Descartes da haklı olarak  ‘hür olmayan düşünce, düşünce değildir’ diyerek fikir ikliminin istibdat ikliminin gölgesinde yeşermeyeceğine parmak basmıştır. Mısırlı Ahmet Raif’in dediği gibi baskı dönemlerinde sembolizm dili ya da fısıltı gazetesi egemen olmaktadır. Günümüzde Marks’a en uzak veya aykırı gelebilecek isimler de bu fikre veya tespite yakın durmaktadırlar.  En azından bir yönüyle benimsemektedirler. Bunlardan birisi de günümüzde hadis alanıyla (sinaatü’l hadis) iştigal eden ‘muhaddis’ Nasirüddin Elbani’dir.  O da geleneksel olarak dinin tahnit edildiğini varsayarak tasfiye ya da Batı’da püritenlik olarak kabul gören yerli bir akıma öncülük etmek istemiştir. Yapmak istediğinin doğruluğu yanlışlığı bir yana geleneksel dini anlayış konusunda Marks ile aynı zemini paylaşmıştır. Nasirüddin Elbani dinin yanlış anlaşılmasının afyon etkisi meydana getireceğini ifade etmektedir (2).  Marks’ın söylemine karşı çıkanlar meseleye tarihi deneyimlerin ötesinde kaynağına veya umumuna bakarak hüküm verenlerdir. Marks da, Galile gibi görünmeden ve çaktırmadan arkadan dünya dönüyor işareti yapıyor.   

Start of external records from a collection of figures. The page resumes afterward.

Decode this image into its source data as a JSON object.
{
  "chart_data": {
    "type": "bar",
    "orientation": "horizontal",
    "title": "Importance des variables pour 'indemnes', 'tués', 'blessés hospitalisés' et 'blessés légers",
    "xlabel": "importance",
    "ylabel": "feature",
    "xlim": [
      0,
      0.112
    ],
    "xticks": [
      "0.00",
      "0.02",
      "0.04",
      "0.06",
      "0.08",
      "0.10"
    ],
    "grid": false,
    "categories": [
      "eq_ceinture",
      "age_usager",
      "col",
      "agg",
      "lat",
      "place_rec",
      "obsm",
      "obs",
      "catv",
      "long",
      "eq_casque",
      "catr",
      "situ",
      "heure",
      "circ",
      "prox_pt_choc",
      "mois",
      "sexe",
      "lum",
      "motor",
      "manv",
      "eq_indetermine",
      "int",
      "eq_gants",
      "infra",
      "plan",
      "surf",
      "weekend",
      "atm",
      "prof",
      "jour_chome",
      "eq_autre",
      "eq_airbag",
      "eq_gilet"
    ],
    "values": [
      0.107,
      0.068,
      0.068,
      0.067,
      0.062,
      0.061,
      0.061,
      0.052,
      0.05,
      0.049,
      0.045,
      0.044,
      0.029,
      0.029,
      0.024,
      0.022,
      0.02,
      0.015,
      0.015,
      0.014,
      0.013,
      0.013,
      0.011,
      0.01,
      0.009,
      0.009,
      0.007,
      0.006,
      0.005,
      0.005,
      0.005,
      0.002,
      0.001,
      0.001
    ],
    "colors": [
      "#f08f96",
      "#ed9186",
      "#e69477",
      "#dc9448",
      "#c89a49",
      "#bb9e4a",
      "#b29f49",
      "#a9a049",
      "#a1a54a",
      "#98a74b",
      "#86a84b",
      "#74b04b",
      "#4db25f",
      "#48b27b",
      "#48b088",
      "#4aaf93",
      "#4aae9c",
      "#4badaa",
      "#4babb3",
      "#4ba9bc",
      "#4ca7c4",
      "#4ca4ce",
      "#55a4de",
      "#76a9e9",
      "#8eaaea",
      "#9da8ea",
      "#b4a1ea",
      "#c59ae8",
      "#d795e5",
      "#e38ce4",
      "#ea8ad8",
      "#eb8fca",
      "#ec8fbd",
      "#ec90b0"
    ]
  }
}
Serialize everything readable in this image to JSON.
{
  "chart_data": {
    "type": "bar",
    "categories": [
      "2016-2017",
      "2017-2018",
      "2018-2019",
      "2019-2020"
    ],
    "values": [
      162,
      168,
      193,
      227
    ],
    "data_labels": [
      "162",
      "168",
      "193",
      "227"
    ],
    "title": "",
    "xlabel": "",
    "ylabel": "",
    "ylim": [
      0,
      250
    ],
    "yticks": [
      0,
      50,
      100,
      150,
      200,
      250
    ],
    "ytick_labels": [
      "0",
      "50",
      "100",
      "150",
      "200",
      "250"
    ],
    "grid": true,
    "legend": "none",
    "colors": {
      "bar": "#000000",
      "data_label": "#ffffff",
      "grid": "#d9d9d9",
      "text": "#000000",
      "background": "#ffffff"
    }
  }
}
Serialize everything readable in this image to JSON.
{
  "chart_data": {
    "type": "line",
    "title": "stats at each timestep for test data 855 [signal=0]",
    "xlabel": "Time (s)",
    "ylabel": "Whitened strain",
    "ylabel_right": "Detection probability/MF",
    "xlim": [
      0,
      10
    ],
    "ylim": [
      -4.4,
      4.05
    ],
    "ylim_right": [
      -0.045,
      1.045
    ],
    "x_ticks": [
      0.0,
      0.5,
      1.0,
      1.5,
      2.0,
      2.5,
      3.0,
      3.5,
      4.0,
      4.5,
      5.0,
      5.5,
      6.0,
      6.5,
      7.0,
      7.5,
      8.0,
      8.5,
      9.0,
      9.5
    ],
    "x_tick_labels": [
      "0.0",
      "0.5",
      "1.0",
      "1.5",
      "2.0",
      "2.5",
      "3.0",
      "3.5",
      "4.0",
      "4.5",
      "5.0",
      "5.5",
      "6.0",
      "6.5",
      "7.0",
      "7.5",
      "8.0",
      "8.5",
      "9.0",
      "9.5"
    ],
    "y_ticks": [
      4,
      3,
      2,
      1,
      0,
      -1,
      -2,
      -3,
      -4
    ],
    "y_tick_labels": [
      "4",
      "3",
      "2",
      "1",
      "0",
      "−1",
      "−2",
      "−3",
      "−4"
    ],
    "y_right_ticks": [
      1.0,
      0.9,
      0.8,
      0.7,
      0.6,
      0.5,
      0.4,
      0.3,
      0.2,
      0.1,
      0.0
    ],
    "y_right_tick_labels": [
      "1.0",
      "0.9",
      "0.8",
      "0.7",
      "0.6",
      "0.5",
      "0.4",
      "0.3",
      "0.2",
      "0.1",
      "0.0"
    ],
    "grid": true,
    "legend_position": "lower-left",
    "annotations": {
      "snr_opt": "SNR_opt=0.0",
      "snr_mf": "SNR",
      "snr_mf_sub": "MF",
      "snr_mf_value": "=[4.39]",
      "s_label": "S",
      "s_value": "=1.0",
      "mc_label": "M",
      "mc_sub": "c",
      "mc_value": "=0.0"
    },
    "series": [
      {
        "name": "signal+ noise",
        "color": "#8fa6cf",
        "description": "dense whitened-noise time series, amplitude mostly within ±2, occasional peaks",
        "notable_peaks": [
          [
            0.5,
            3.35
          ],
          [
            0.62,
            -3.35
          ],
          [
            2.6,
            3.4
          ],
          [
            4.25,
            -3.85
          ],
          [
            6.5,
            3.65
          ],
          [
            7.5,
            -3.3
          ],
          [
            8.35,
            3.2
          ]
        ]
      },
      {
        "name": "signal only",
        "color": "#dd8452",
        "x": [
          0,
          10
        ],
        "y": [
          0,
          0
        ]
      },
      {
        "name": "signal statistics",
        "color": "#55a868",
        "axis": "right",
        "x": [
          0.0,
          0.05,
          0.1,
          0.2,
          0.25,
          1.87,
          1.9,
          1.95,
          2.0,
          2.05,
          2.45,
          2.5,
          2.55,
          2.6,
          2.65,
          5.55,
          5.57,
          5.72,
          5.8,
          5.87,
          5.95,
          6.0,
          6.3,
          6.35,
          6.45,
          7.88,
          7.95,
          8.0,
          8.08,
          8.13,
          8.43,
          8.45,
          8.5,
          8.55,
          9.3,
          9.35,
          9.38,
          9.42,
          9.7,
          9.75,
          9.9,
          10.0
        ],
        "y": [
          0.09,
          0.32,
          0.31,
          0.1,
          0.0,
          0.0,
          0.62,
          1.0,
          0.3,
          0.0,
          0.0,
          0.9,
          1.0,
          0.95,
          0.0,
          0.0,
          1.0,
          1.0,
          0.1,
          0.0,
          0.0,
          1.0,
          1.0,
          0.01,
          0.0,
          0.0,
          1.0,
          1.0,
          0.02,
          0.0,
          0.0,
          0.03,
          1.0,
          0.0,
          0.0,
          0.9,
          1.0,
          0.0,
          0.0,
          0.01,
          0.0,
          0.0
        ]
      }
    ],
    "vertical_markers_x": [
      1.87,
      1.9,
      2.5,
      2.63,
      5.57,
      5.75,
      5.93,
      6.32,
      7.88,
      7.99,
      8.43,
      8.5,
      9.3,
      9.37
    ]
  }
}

Başa dönersek, Karl Marks dinin özüne mi karşıydı, yoksa işlenmiş haline mi? Elbette dinin mazlum kitlelerden yana yorumlanmasından yana idi. Bunun hilafına olan yorum ve uygulamaları afyon olarak nitelendirmesi tabii idi. Kesin inançlılar ya da sabit fikirliler veya vicdanlarını ideolojilere satanlar, muhasebe lüzumu hissetmeyenler Alamut Kalesi sakinleri gibi sonunda hem afyoncu hem de dai olurlar.
Din cevvaliyetini ve akıcılığını kaybederse ruhunu kaybeden beden gibi tortuya ve çökeltiye dönüşecektir.